REPUBLIKA.CO.ID, JAKARTA -- Pakar Hukum Pidana Universitas Trisakti Abdul Fikar Hajar menilai tindakan penyidik Polri terhadap dua pimpinan KPK terbilang aneh. Bahkan Polri dipandang reaktif dengan menerbitkan surat pemberitahuan dimulainya penyidikan (SPDP) tersebut.
"Jika kepolisian bertindak reaktif seperti ini pasti masyarakat bertanya-tanya ada apa ini pimpinan lembaga pemberantasan korupsi tiba-tiba dijadikan tersangka (SPDP)," ujar Fikar saat dihubungi Republika di Jakarta, Jumat (10/11).
Fikar menilai apa yang dilakukan oleh Ketua KPK Agus Rahardjo dan Wakil Ketua KPK Saut Situmorang adalah atas nama lembaga bukan perorangan.
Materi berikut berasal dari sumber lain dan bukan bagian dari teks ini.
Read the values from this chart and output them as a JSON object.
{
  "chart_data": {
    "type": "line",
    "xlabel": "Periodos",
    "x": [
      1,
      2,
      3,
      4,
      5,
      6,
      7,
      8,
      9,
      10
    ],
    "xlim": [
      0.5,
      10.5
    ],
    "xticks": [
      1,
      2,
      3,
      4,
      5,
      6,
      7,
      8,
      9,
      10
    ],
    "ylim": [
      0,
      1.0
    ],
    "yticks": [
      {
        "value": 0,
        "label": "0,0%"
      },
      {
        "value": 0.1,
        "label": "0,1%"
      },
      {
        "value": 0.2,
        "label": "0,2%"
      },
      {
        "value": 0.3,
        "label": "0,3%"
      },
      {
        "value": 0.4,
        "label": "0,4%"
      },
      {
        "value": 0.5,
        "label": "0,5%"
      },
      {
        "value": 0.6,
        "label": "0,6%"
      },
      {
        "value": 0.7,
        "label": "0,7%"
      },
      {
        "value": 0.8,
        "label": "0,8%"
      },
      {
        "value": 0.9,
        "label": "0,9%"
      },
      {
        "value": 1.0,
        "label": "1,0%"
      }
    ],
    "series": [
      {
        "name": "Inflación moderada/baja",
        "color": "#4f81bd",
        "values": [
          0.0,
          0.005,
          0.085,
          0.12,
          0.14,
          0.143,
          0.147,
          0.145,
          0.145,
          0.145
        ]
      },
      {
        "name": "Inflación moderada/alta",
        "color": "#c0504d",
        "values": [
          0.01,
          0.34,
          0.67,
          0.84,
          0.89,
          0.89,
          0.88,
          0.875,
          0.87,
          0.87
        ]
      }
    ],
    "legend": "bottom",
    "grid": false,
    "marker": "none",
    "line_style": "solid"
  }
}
Tindakan keduanya pun didasarkan atas kewenangan atributif yang diberikan oleh UU.
Sehingga menurutnya justru aneh ketika Polisi menerbitkan SPDP itu kepada kedua pimpinan KPK. Padahal yang dilakukan keduanya atas nama lembaga bukan karena tersandung kasus korupsi dan sebagainya.
Misalnya, terang Fikar, dalam penyelesaian suatu kasus ternyata Agus maupun Saut tertangkap tangan melakukan perbuatan pidana. Maka jika yang terjadi demikian, dalam kacamatanya membenarkan apabila polisi segera menerbitkan SPDP.
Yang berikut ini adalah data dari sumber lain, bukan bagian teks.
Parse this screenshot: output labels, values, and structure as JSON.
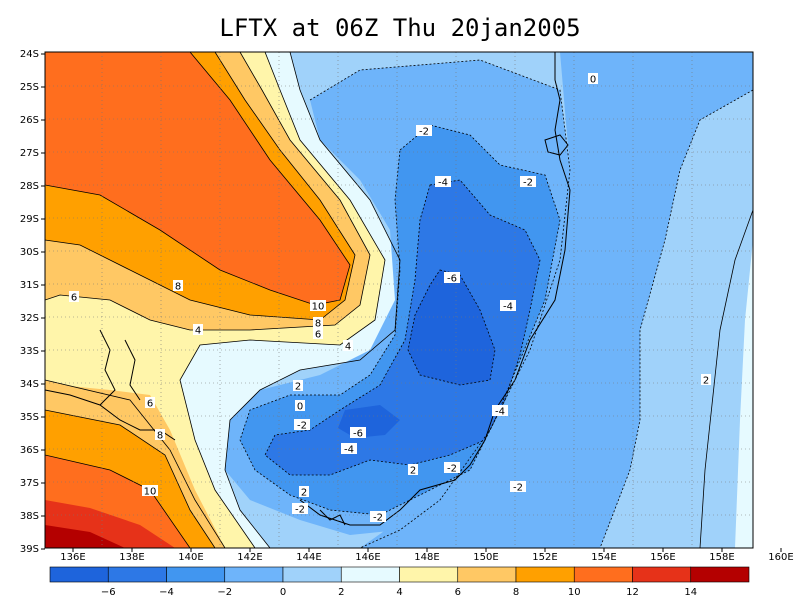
{
  "title": "LFTX at 06Z Thu 20jan2005",
  "map": {
    "lon_labels": [
      "136E",
      "138E",
      "140E",
      "142E",
      "144E",
      "146E",
      "148E",
      "150E",
      "152E",
      "154E",
      "156E",
      "158E",
      "160E"
    ],
    "lat_labels": [
      "24S",
      "25S",
      "26S",
      "27S",
      "28S",
      "29S",
      "30S",
      "31S",
      "32S",
      "33S",
      "34S",
      "35S",
      "36S",
      "37S",
      "38S",
      "39S"
    ],
    "contour_labels": [
      "0",
      "-2",
      "-4",
      "-2",
      "-6",
      "-4",
      "-6",
      "-4",
      "-2",
      "-2",
      "-2",
      "-2",
      "-4",
      "2",
      "0",
      "-2",
      "2",
      "2",
      "4",
      "6",
      "8",
      "10",
      "8",
      "6",
      "4",
      "6",
      "8",
      "10",
      "2"
    ]
  },
  "colorbar": {
    "colors": [
      "#1e64dc",
      "#2d78e6",
      "#4196f0",
      "#6eb4fa",
      "#a0d2fa",
      "#e6faff",
      "#fff5aa",
      "#ffc864",
      "#ffa000",
      "#ff6e1e",
      "#e63219",
      "#b40000"
    ],
    "labels": [
      "-6",
      "-4",
      "-2",
      "0",
      "2",
      "4",
      "6",
      "8",
      "10",
      "12",
      "14"
    ]
  }
}
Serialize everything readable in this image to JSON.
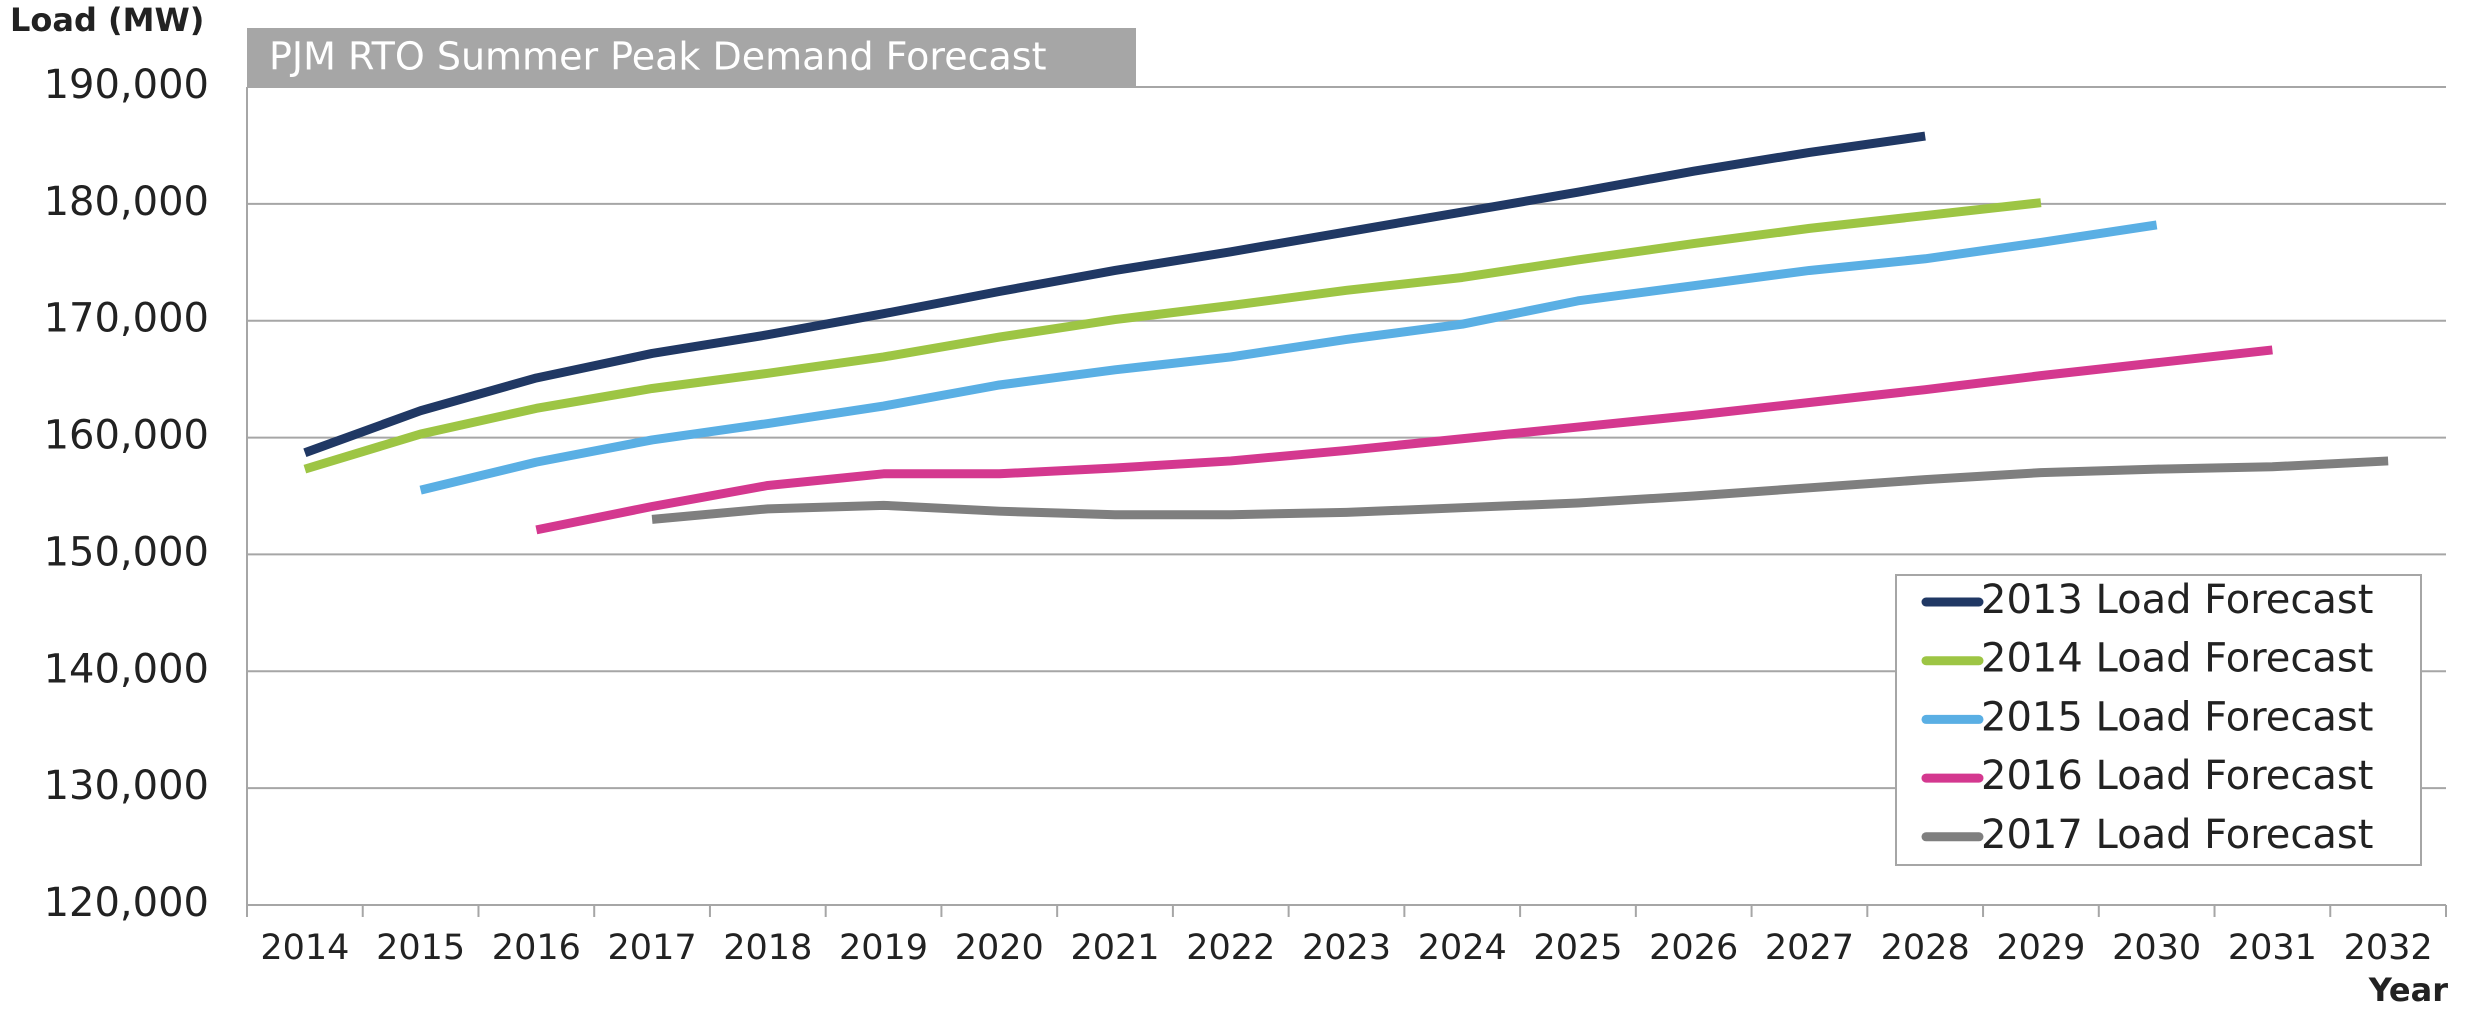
{
  "chart_data": {
    "type": "line",
    "title": "PJM RTO Summer Peak Demand Forecast",
    "y_label": "Load (MW)",
    "x_label": "Year",
    "categories": [
      "2014",
      "2015",
      "2016",
      "2017",
      "2018",
      "2019",
      "2020",
      "2021",
      "2022",
      "2023",
      "2024",
      "2025",
      "2026",
      "2027",
      "2028",
      "2029",
      "2030",
      "2031",
      "2032"
    ],
    "series": [
      {
        "name": "2013 Load Forecast",
        "color": "#203864",
        "values": [
          158700,
          162300,
          165100,
          167200,
          168800,
          170600,
          172500,
          174300,
          175900,
          177600,
          179300,
          181000,
          182800,
          184400,
          185800,
          null,
          null,
          null,
          null
        ]
      },
      {
        "name": "2014 Load Forecast",
        "color": "#9dc544",
        "values": [
          157300,
          160300,
          162500,
          164200,
          165500,
          166900,
          168600,
          170100,
          171300,
          172600,
          173700,
          175200,
          176600,
          177900,
          179000,
          180100,
          null,
          null,
          null
        ]
      },
      {
        "name": "2015 Load Forecast",
        "color": "#5aafe4",
        "values": [
          null,
          155500,
          157900,
          159800,
          161200,
          162700,
          164500,
          165800,
          166900,
          168400,
          169700,
          171700,
          173000,
          174300,
          175300,
          176700,
          178200,
          null,
          null
        ]
      },
      {
        "name": "2016 Load Forecast",
        "color": "#d4388f",
        "values": [
          null,
          null,
          152100,
          154100,
          155900,
          156900,
          156900,
          157400,
          158000,
          158900,
          159900,
          160900,
          161900,
          163000,
          164100,
          165300,
          166400,
          167500,
          null
        ]
      },
      {
        "name": "2017 Load Forecast",
        "color": "#7f7f7f",
        "values": [
          null,
          null,
          null,
          153000,
          153900,
          154200,
          153700,
          153400,
          153400,
          153600,
          154000,
          154400,
          155000,
          155700,
          156400,
          157000,
          157300,
          157500,
          158000
        ]
      }
    ],
    "ylim": [
      120000,
      190000
    ],
    "yticks": [
      {
        "value": 120000,
        "label": "120,000"
      },
      {
        "value": 130000,
        "label": "130,000"
      },
      {
        "value": 140000,
        "label": "140,000"
      },
      {
        "value": 150000,
        "label": "150,000"
      },
      {
        "value": 160000,
        "label": "160,000"
      },
      {
        "value": 170000,
        "label": "170,000"
      },
      {
        "value": 180000,
        "label": "180,000"
      },
      {
        "value": 190000,
        "label": "190,000"
      }
    ],
    "grid": true,
    "legend": "lower right"
  }
}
Namun sambung Fikar, kenyataannya tidak seperti itu. Kedua pimpinan KPK tersebut hanya menjalankan tugas dan wewenangnya sebagai lembaga anti rasuah. "Yang mengherankan justru para pimpinan KPK sedang melaksanakan tugasnya," ujar Fikar.
Fikar mengingatkan, agar polisi bertindak lebih hati-hati. Jangan sampai wewenangnya justru digunakan sebagai alat oleh seseorang untuk menjerat seseorang lainnya. "Polisi seharusnya bertindak hati-hati, jangan sampai terkesan digunakan sebagai alat seseorang atau kekuasaan," ungkap Fikar.
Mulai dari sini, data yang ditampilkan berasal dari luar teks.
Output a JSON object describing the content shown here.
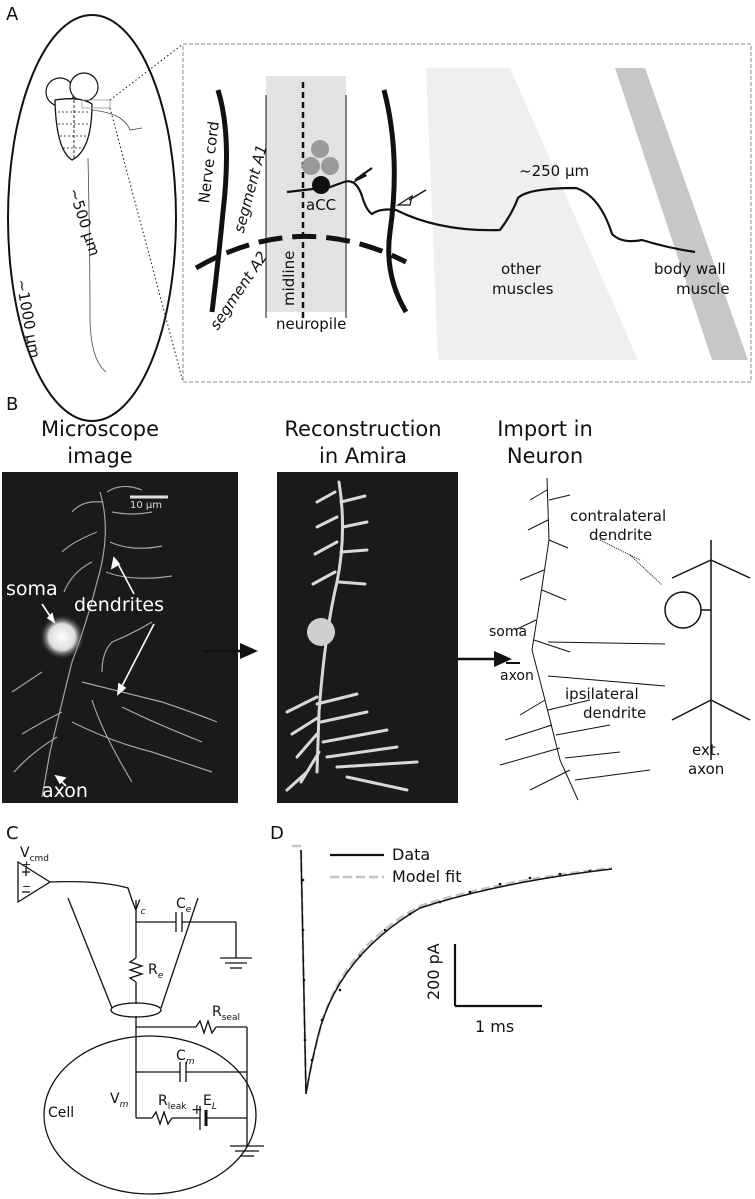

Terakhir dia juga menambahkan, agar Presiden dapat turun tangan. Dengan harapan hukum di Indonesia l tidak lagi semrawut dan terkesan dikuasai atas kepentingan seseorang saja. "Presiden harus turun tangan agar pakem penegakan hukum di Indonesia tidak terkesan semrawut cuma karena kepentingan orang per orang saja," tegasnya.